Professors spoke both about their recent projects and what the discipline of history means to them. Darnton, who recently wrote a book about censorship in Bourbon France, British India, and Communist East Germany, described some of his more exciting moments as a historian.

He recalled his experience studying at The Institute for Advanced Study in Berlin, immediately after the fall of the Berlin Wall. There, he met with two official censors for the East German Soviet government, who showed him the document in which they catalogued each piece of literature to be published in that year.

“When you tell people you’re in history they give you this pained expression because that was the course they hated in high school,” said Darnton in an interview with The Crimson before the event. “But history can be exciting, intellectually rigorous, and fun.”

Gordon, whose recent publications include “Fabricating Consumers: The Sewing Machine in Modern Japan,” also emphasized that investigating the history of even the most seemingly mundane objects or events can reveal amazing insights.
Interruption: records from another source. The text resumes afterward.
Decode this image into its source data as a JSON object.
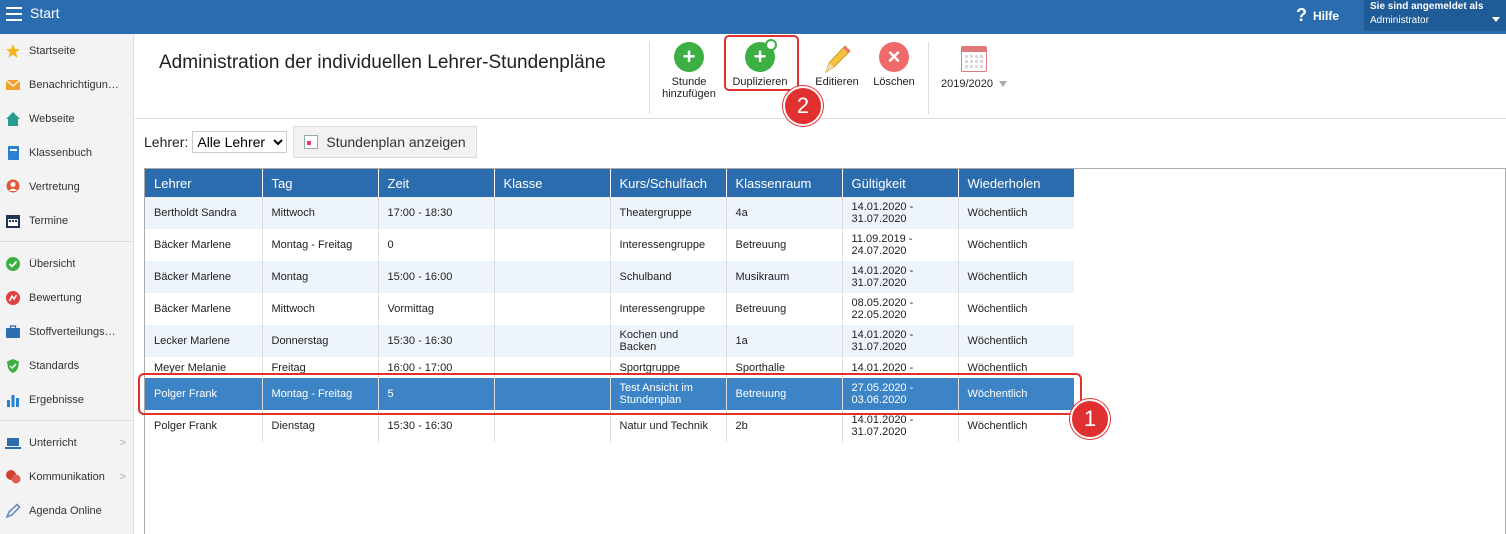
{
  "topbar": {
    "app_title": "Start",
    "help_label": "Hilfe",
    "user_line1": "Sie sind angemeldet als",
    "user_line2": "Administrator"
  },
  "sidebar": {
    "items": [
      {
        "label": "Startseite",
        "icon": "star-icon",
        "color": "#f5b51d"
      },
      {
        "label": "Benachrichtigungen",
        "icon": "envelope-icon",
        "color": "#f0a030"
      },
      {
        "label": "Webseite",
        "icon": "home-icon",
        "color": "#2a9d8f"
      },
      {
        "label": "Klassenbuch",
        "icon": "book-icon",
        "color": "#2a7fd0"
      },
      {
        "label": "Vertretung",
        "icon": "person-icon",
        "color": "#e05a3a"
      },
      {
        "label": "Termine",
        "icon": "calendar-icon",
        "color": "#223355"
      },
      {
        "label": "Übersicht",
        "icon": "check-circle-icon",
        "color": "#3cb043"
      },
      {
        "label": "Bewertung",
        "icon": "rating-icon",
        "color": "#e04040"
      },
      {
        "label": "Stoffverteilungsplan",
        "icon": "briefcase-icon",
        "color": "#2a6cad"
      },
      {
        "label": "Standards",
        "icon": "shield-icon",
        "color": "#3cb043"
      },
      {
        "label": "Ergebnisse",
        "icon": "bar-chart-icon",
        "color": "#2a7fd0"
      },
      {
        "label": "Unterricht",
        "icon": "laptop-icon",
        "color": "#2a6cad"
      },
      {
        "label": "Kommunikation",
        "icon": "chat-icon",
        "color": "#d04030"
      },
      {
        "label": "Agenda Online",
        "icon": "pen-icon",
        "color": "#6a8bc0"
      }
    ]
  },
  "header": {
    "title": "Administration der individuellen Lehrer-Stundenpläne",
    "add_line1": "Stunde",
    "add_line2": "hinzufügen",
    "duplicate": "Duplizieren",
    "edit": "Editieren",
    "delete": "Löschen",
    "year": "2019/2020"
  },
  "filter": {
    "label": "Lehrer:",
    "selected": "Alle Lehrer",
    "show_button": "Stundenplan anzeigen"
  },
  "table": {
    "columns": [
      "Lehrer",
      "Tag",
      "Zeit",
      "Klasse",
      "Kurs/Schulfach",
      "Klassenraum",
      "Gültigkeit",
      "Wiederholen"
    ],
    "rows": [
      [
        "Bertholdt Sandra",
        "Mittwoch",
        "17:00 - 18:30",
        "",
        "Theatergruppe",
        "4a",
        "14.01.2020 - 31.07.2020",
        "Wöchentlich"
      ],
      [
        "Bäcker Marlene",
        "Montag - Freitag",
        "0",
        "",
        "Interessengruppe",
        "Betreuung",
        "11.09.2019 - 24.07.2020",
        "Wöchentlich"
      ],
      [
        "Bäcker Marlene",
        "Montag",
        "15:00 - 16:00",
        "",
        "Schulband",
        "Musikraum",
        "14.01.2020 - 31.07.2020",
        "Wöchentlich"
      ],
      [
        "Bäcker Marlene",
        "Mittwoch",
        "Vormittag",
        "",
        "Interessengruppe",
        "Betreuung",
        "08.05.2020 - 22.05.2020",
        "Wöchentlich"
      ],
      [
        "Lecker Marlene",
        "Donnerstag",
        "15:30 - 16:30",
        "",
        "Kochen und Backen",
        "1a",
        "14.01.2020 - 31.07.2020",
        "Wöchentlich"
      ],
      [
        "Meyer Melanie",
        "Freitag",
        "16:00 - 17:00",
        "",
        "Sportgruppe",
        "Sporthalle",
        "14.01.2020 -",
        "Wöchentlich"
      ],
      [
        "Polger Frank",
        "Montag - Freitag",
        "5",
        "",
        "Test Ansicht im Stundenplan",
        "Betreuung",
        "27.05.2020 - 03.06.2020",
        "Wöchentlich"
      ],
      [
        "Polger Frank",
        "Dienstag",
        "15:30 - 16:30",
        "",
        "Natur und Technik",
        "2b",
        "14.01.2020 - 31.07.2020",
        "Wöchentlich"
      ]
    ]
  },
  "annotations": {
    "badge1": "1",
    "badge2": "2"
  },
  "colors": {
    "accent": "#2a6cad",
    "selected_row": "#3d84c6",
    "highlight": "#e03030"
  }
}
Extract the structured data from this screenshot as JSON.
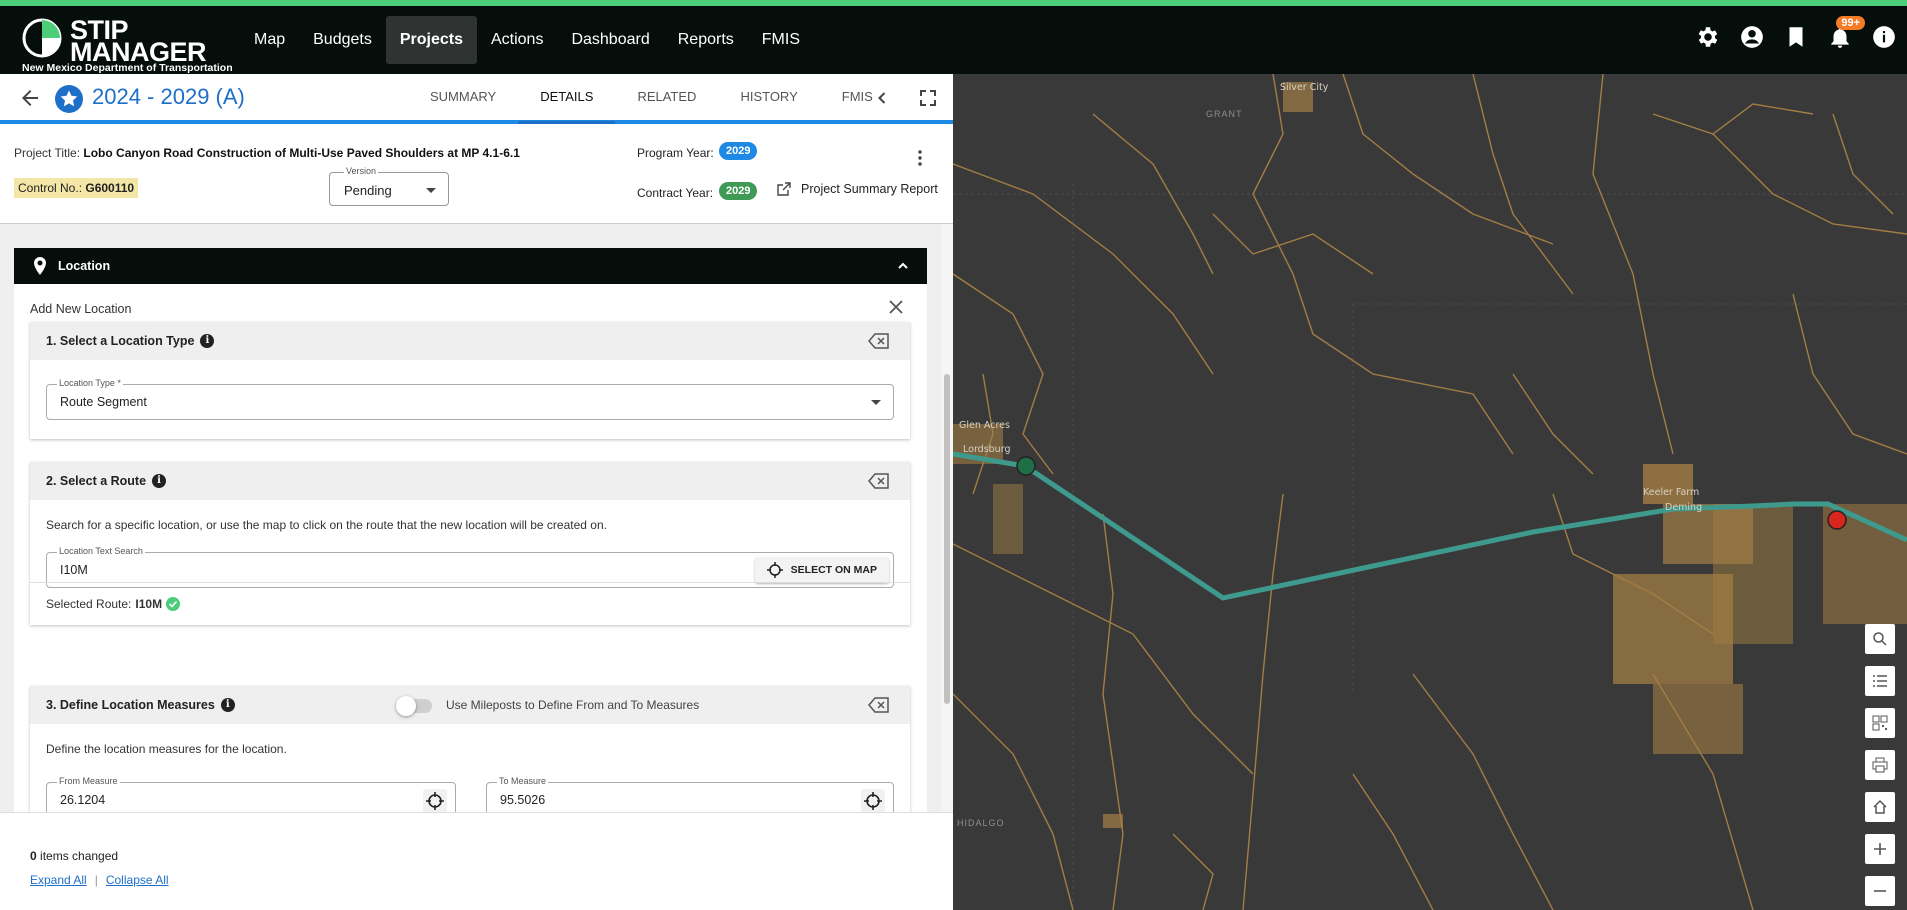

“If you had asked a hundred, maybe even a thousand historians of Japan what book ought to be written, I don’t think one of them would’ve said, ‘Oh, we need a book on the sewing machine,’” joked Gordon. “But the sewing machine tells us all about the constitution of the family and gender roles.”

For Gordon-Reed, who specializes in the study of American slavery and has published works on Jefferson and the Monticello plantation, the most important aspect of history is our constantly evolving understanding of it.

The event was one of several that the department plans to host in October and November, leading up to the deadline for sophomores to choose their concentrations.

“I declare this panel historic, and I declare this panel history,” Armitage said to wrap up the evening.